Shumener argues that the co-instantiation of a mental property and physical property in a mental event is really “the occurrence of two distinct simple events in addition to the complex mental event” (Shumener 8).  But, as Shumener points out, characterizing the instantiation of each property as a unique simple event, resulting in two separate events, conflicts with anomalous monism since a token mental event is supposed to be identical with the token physical event.  To which Shumener replies that since a mental event is the co-instantiation of a mental and physical property, the instantiation of a mental property (independently of the instantiation of a physical property) is not sufficient to constitute a mental event—the instantiation of the mental property is only part of the mental event.  But then she returns to the conflict between the property-exemplification account of events and anomalous monism, and asserts that if one is to reconcile both accounts, one must admit that a mental property-instantiation is an event and is not physical.  But if it is not physical, then we are back to the same problem that there are some token mental events which are not identical to token physical events.

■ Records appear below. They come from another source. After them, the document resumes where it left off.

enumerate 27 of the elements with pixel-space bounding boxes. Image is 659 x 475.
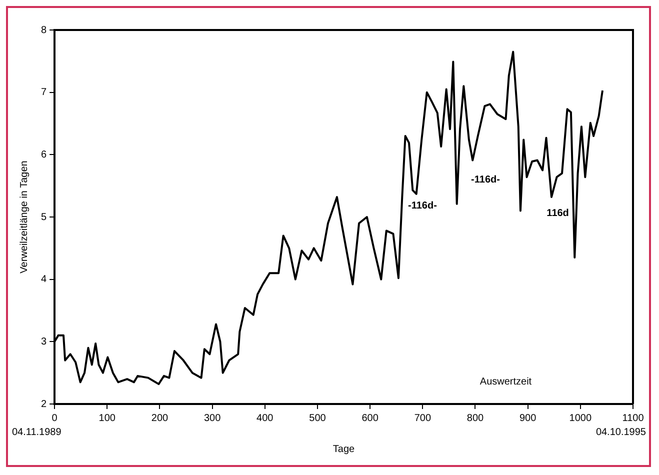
- x-tick-label: 800: [466, 412, 484, 424]
- y-tick-label: 4: [41, 274, 47, 286]
- x-tick-label: 500: [309, 412, 326, 424]
- y-axis-title: Verweilzeitlänge in Tagen: [18, 160, 30, 274]
- annotation: -116d-: [471, 174, 500, 186]
- annotation: -116d-: [408, 200, 437, 212]
- x-tick-label: 100: [98, 412, 116, 424]
- x-tick-label: 400: [256, 412, 274, 424]
- x-tick-label: 300: [204, 412, 222, 424]
- x-tick-label: 200: [151, 412, 169, 424]
- annotation: Auswertzeit: [480, 376, 532, 388]
- y-tick-label: 6: [41, 149, 47, 160]
- x-tick-label: 900: [519, 412, 537, 424]
- x-tick-label: 0: [52, 412, 58, 424]
- y-tick-label: 2: [41, 398, 47, 410]
- y-tick-label: 7: [41, 87, 47, 98]
- x-tick-label: 1000: [569, 412, 592, 424]
- x-tick-label: 700: [414, 412, 432, 424]
- x-axis-title: Tage: [332, 444, 356, 455]
- x-tick-label: 1100: [622, 412, 644, 424]
- text: 04.10.1995: [596, 426, 646, 438]
- y-tick-label: 5: [41, 212, 47, 223]
- text: 04.11.1989: [12, 426, 62, 438]
- y-tick-label: 8: [41, 24, 47, 36]
- x-tick-label: 600: [362, 412, 379, 424]
- y-tick-label: 3: [41, 336, 47, 348]
- annotation: 116d: [546, 208, 569, 220]
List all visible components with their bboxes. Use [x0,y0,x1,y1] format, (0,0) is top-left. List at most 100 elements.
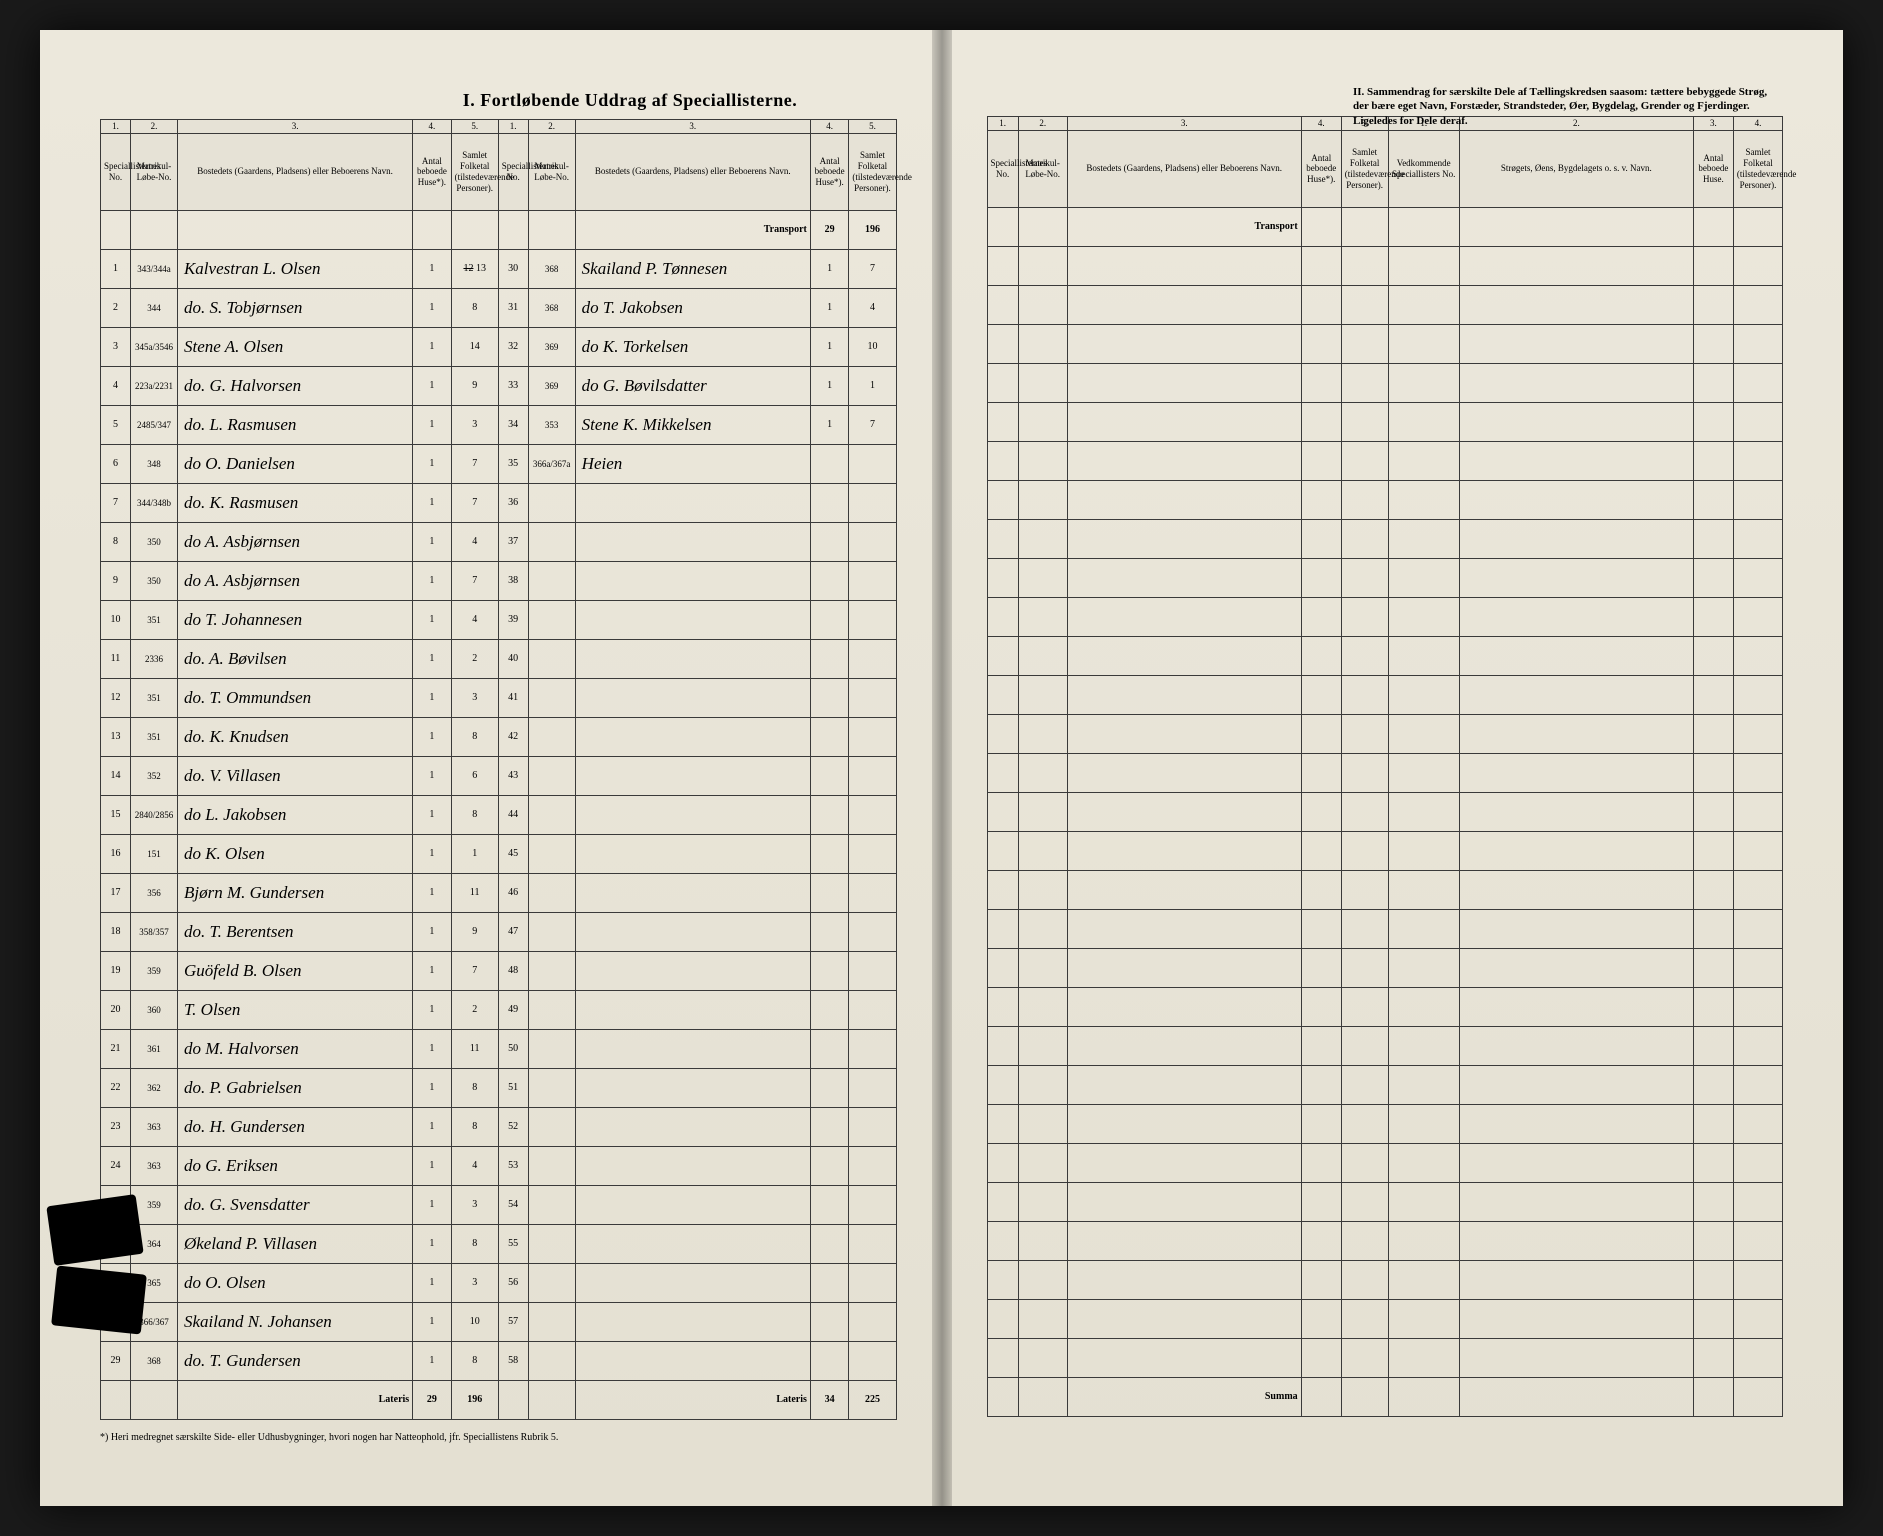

She later claims that since not every co-instantiated property of a mental event has causal efficacy, it is possible that mental properties do not have causal efficacy, which results in a victory for epiphenomenalism.  But by the same reasoning, we could also posit that physical properties do not have causal efficacy.  She assumes that it is the mental properties, and not the physical properties, which do not play a role in event causation, without defending her claim that mental properties may not be causally efficacious.  Nor does she prove that epiphenomenalism necessarily poses a threat to the co-instantiation account of events, since she never proves or even explores the possibility that the mental properties, and not the physical properties, are the ones which are causally efficacious.  If the mental properties are the ones which are causally efficacious and not the physical ones, then anomalous monism escapes the jaws of epiphenomenalism. 

Her conclusion that the incompatibility of anomalous monism and the property-exemplification theory of events “entails that, if mental properties are causally efficacious under anomalous monism, the anomalous monist is required to adopt a different metaphysical theory of events” (Shumener 12), is a much stronger point and one I would like to see her elaborate on in further analysis.